The department identified architectural barriers at numerous polling places after it reviewed the Jefferson County Board’s voting program for compliance with the ADA. These barriers included inaccessible parking, ramps that were too steep, walkways that had steep cross slopes or had gaps and bumps and voting machines that could not be accessed by voters with mobility disabilities. The department also identified that the Jefferson County Board fails to provide voters with disabilities privacy and independence while voting.

Under the ADA, state and local governmental entities that conduct elections may not select polling places that are inaccessible to individuals with disabilities for use during elections, and they must make reasonable modifications to ensure that voters with disabilities have equal opportunity to participate in voting programs.

“Voting is the bedrock of our democracy, and all voters, including those with disabilities, should have an equal opportunity to participate in the voting process,” said Assistant Attorney General Kristen Clarke of the Justice Department’s Civil Rights Division. “The Justice Department will continue to use every tool at our disposal, including the Americans with Disabilities Act, to protect the rights of all Americans to vote.”

Under the terms of the agreement, the Jefferson County Board will immediately begin remediating its voting program.
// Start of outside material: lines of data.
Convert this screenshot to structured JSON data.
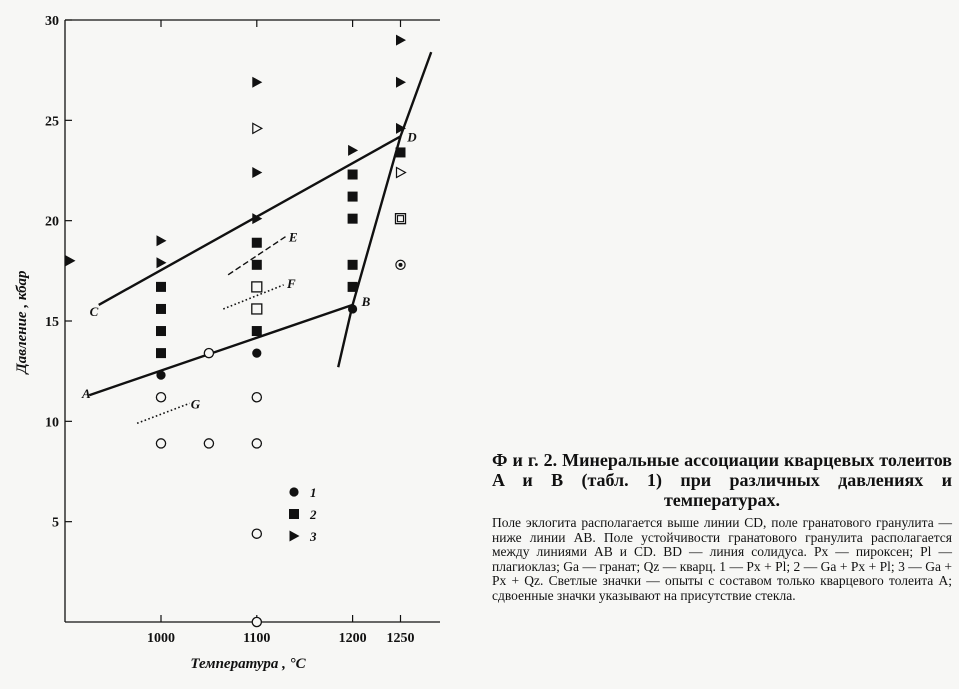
{
  "chart_data": {
    "type": "scatter",
    "xlabel": "Температура , °С",
    "ylabel": "Давление , кбар",
    "x_ticks": [
      1000,
      1100,
      1200,
      1250
    ],
    "y_ticks": [
      5,
      10,
      15,
      20,
      25,
      30
    ],
    "xlim": [
      905,
      1290
    ],
    "ylim": [
      0,
      30
    ],
    "grid": false,
    "legend": {
      "placement": "bottom-center",
      "entries": [
        {
          "marker": "circle-filled",
          "label": "1"
        },
        {
          "marker": "square-filled",
          "label": "2"
        },
        {
          "marker": "triangle-filled",
          "label": "3"
        }
      ]
    },
    "lines": [
      {
        "label_start": "C",
        "label_end": "D",
        "style": "solid",
        "points": [
          [
            935,
            15.8
          ],
          [
            1250,
            24.2
          ]
        ]
      },
      {
        "label_start": "A",
        "label_end": "B",
        "style": "solid",
        "points": [
          [
            925,
            11.3
          ],
          [
            1200,
            15.8
          ]
        ]
      },
      {
        "label_start": "",
        "label_end": "",
        "style": "solid",
        "points": [
          [
            1185,
            12.7
          ],
          [
            1200,
            15.8
          ],
          [
            1250,
            24.2
          ],
          [
            1282,
            28.4
          ]
        ]
      },
      {
        "label_start": "",
        "label_end": "E",
        "style": "dashed",
        "points": [
          [
            1070,
            17.3
          ],
          [
            1130,
            19.2
          ]
        ]
      },
      {
        "label_start": "",
        "label_end": "F",
        "style": "dotted",
        "points": [
          [
            1065,
            15.6
          ],
          [
            1128,
            16.8
          ]
        ]
      },
      {
        "label_start": "",
        "label_end": "G",
        "style": "dotted",
        "points": [
          [
            975,
            9.9
          ],
          [
            1030,
            10.9
          ]
        ]
      }
    ],
    "line_point_labels": [
      {
        "text": "C",
        "x": 930,
        "y": 15.5
      },
      {
        "text": "D",
        "x": 1262,
        "y": 24.2
      },
      {
        "text": "A",
        "x": 922,
        "y": 11.4
      },
      {
        "text": "B",
        "x": 1214,
        "y": 16.0
      },
      {
        "text": "E",
        "x": 1138,
        "y": 19.2
      },
      {
        "text": "F",
        "x": 1136,
        "y": 16.9
      },
      {
        "text": "G",
        "x": 1036,
        "y": 10.9
      }
    ],
    "series": [
      {
        "name": "1",
        "marker": "circle-filled",
        "points": [
          [
            1000,
            12.3
          ],
          [
            1100,
            13.4
          ],
          [
            1200,
            15.6
          ]
        ]
      },
      {
        "name": "2",
        "marker": "square-filled",
        "points": [
          [
            1000,
            13.4
          ],
          [
            1000,
            14.5
          ],
          [
            1000,
            15.6
          ],
          [
            1000,
            16.7
          ],
          [
            1100,
            14.5
          ],
          [
            1100,
            17.8
          ],
          [
            1100,
            18.9
          ],
          [
            1200,
            16.7
          ],
          [
            1200,
            17.8
          ],
          [
            1200,
            20.1
          ],
          [
            1200,
            21.2
          ],
          [
            1200,
            22.3
          ],
          [
            1250,
            23.4
          ]
        ]
      },
      {
        "name": "3",
        "marker": "triangle-filled",
        "points": [
          [
            905,
            18.0
          ],
          [
            1000,
            17.9
          ],
          [
            1000,
            19.0
          ],
          [
            1100,
            20.1
          ],
          [
            1100,
            22.4
          ],
          [
            1100,
            26.9
          ],
          [
            1200,
            23.5
          ],
          [
            1250,
            24.6
          ],
          [
            1250,
            26.9
          ],
          [
            1250,
            29.0
          ]
        ]
      },
      {
        "name": "1 open",
        "marker": "circle-open",
        "points": [
          [
            1000,
            8.9
          ],
          [
            1000,
            11.2
          ],
          [
            1050,
            8.9
          ],
          [
            1050,
            13.4
          ],
          [
            1100,
            0.0
          ],
          [
            1100,
            4.4
          ],
          [
            1100,
            8.9
          ],
          [
            1100,
            11.2
          ]
        ]
      },
      {
        "name": "2 open",
        "marker": "square-open",
        "points": [
          [
            1100,
            15.6
          ],
          [
            1100,
            16.7
          ]
        ]
      },
      {
        "name": "3 open",
        "marker": "triangle-open",
        "points": [
          [
            1100,
            24.6
          ],
          [
            1250,
            22.4
          ]
        ]
      },
      {
        "name": "2 double",
        "marker": "square-double",
        "points": [
          [
            1250,
            20.1
          ]
        ]
      },
      {
        "name": "1 double",
        "marker": "circle-double",
        "points": [
          [
            1250,
            17.8
          ]
        ]
      }
    ]
  },
  "caption": {
    "title": "Ф и г. 2. Минеральные ассоциации кварцевых толеитов A и B (табл. 1) при различных давлениях и температурах.",
    "body": "Поле эклогита располагается выше линии CD, поле гранатового гранулита — ниже линии AB. Поле устойчивости гранатового гранулита располагается между линиями AB и CD. BD — линия солидуса. Px — пироксен; Pl — плагиоклаз; Ga — гранат; Qz — кварц. 1 — Px + Pl; 2 — Ga + Px + Pl; 3 — Ga + Px + Qz. Светлые значки — опыты с составом только кварцевого толеита A; сдвоенные значки указывают на присутствие стекла."
  }
}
The Board will employ measures such as portable ramps, signage and propped-open doors to ensure that its selected polling places are accessible to voters with disabilities. In addition, the Board will train its poll workers and other elections staff on the requirements of the ADA and how to use temporary measures to ensure each polling place is accessible during elections. The Board will also survey polling locations for accessibility and maintain the accessibility of each polling place it uses on election days. When selecting future polling places, the Board will select locations that will be accessible during elections.

This settlement is part of the department’s ADA Voting Initiative, which focuses on protecting the voting rights of individuals with disabilities. A hallmark of the ADA Voting Initiative is its collaboration with jurisdictions to increase accessibility at polling places. Through this initiative, the Department of Justice has surveyed more than 2,500 polling places and increased polling place accessibility in more than 50 jurisdictions, including Newton County, Arkansas; St. Louis, Missouri; Travis County, Texas; and Lackawanna County, Pennsylvania.